Shugden followers wrote to deny that they were extremist, that they had any links with the Chinese or that their campaign was aimed at splitting Buddhism. They denied that NKT was organising the protests and they rejected entirely the idea that they believed in an evil spirit. They maintained that the “false” Dalai Lama, as they called him, was himself a follower of Shugden teachings until 1976 but was now banning the practice and suppressing human rights.
“The net effect of your biased and harmful accusations is to abuse and alienate innocent Shugden Buddhists,” wrote one emailer. “Instead, why don’t you honestly assess the claims of Shugden Buddhists?” So I turned to an acknowledged authority, Professor Robert Barnett, director of modern Tibetan studies at Columbia University.
“Their campaign depends on the implication that a ban by the Dalai Lama on Shugden practice exists throughout the Tibetan Buddhist community,” he said. “There is no ban in that broad sense, though some Tibetan organisations are said to have at certain times imposed such bans on their own members, which is indeed a matter of concern. But the Dalai Lama did issue a [Shugden] prohibition to those who ask to take religious teachings with him. This could be loosely termed a ban, but it was a requirement that applied only to those people who ask to study religious texts with him. The ISC literature does not acknowledge this distinction.”
There was no firm evidence, he said, of Chinese funding or involvement in Shugden protests organised in the west, but there was very strong evidence of significant Chinese involvement in Shugden organisations in India and Tibet. “NKT and its sister groups have formally linked themselves to those exile groups in India at times, including at least one joint statement and campaign. Leaders of the exile Shugden groups in India frequently travel to China and have formal receptions with Chinese officials, in which they make public statements.”
But more significant, he felt, was the fact that Shugden groups in the west expressed the same core views as the Chinese authorities and used the same specific strategy, and often the same terminology, notably the decision to focus their campaigns on attacking the Dalai Lama and describing him as “false”. He believed that a convergence of strategic objectives and methods was evident.

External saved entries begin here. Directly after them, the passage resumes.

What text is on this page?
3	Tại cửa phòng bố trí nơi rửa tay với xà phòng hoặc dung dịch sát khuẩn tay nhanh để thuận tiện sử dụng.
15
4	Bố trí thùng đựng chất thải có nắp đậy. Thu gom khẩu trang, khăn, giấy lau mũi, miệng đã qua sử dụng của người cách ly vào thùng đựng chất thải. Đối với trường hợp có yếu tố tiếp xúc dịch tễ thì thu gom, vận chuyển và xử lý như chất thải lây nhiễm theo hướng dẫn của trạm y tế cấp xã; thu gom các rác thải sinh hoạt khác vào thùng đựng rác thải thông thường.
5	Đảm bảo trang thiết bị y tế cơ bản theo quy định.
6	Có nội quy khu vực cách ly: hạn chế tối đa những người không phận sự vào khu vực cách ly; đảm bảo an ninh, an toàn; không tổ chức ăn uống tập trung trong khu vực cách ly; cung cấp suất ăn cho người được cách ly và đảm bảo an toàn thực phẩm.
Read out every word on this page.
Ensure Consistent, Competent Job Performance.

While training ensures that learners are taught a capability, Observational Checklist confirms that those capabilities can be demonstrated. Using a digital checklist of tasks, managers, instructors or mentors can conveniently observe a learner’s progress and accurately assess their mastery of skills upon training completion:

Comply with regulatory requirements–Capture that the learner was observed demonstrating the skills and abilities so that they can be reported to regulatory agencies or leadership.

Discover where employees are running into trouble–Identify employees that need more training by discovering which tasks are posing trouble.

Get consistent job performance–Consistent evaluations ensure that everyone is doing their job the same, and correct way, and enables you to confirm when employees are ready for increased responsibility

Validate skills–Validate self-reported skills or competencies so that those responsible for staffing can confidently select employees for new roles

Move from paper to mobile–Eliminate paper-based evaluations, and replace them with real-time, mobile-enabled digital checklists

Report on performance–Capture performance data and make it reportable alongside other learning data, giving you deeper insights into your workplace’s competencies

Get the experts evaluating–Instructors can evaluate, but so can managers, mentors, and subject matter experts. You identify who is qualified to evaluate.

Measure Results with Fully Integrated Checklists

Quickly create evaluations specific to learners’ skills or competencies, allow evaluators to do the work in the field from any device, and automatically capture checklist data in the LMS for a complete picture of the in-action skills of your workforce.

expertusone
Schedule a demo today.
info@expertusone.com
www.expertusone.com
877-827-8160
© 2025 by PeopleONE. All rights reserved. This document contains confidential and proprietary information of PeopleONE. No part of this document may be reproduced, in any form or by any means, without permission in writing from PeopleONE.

It was not, however, correct to say that Shugden followers in the west believed in an evil spirit. “Novice members are taught that Shugden is a caring and enlightened figure. So for those followers, the sect and its teachings are not extremist,” he said. The ISC, which claims not to be an NKT organisation but clearly is largely composed of and led by its members, operates by a kind of strong manipulation, he said, which is also central to its social media campaigns. “Whenever challenged by the media, the protesters claim to be conducting a human rights campaign, as they are entitled to, but in practice they carry out a campaign of personal abuse against a prominent religious leader.”
And so it was that the Observer came under such sustained fire. We will remove the reference to an evil spirit in the online version of the story, but retract and apologise? I don’t think so.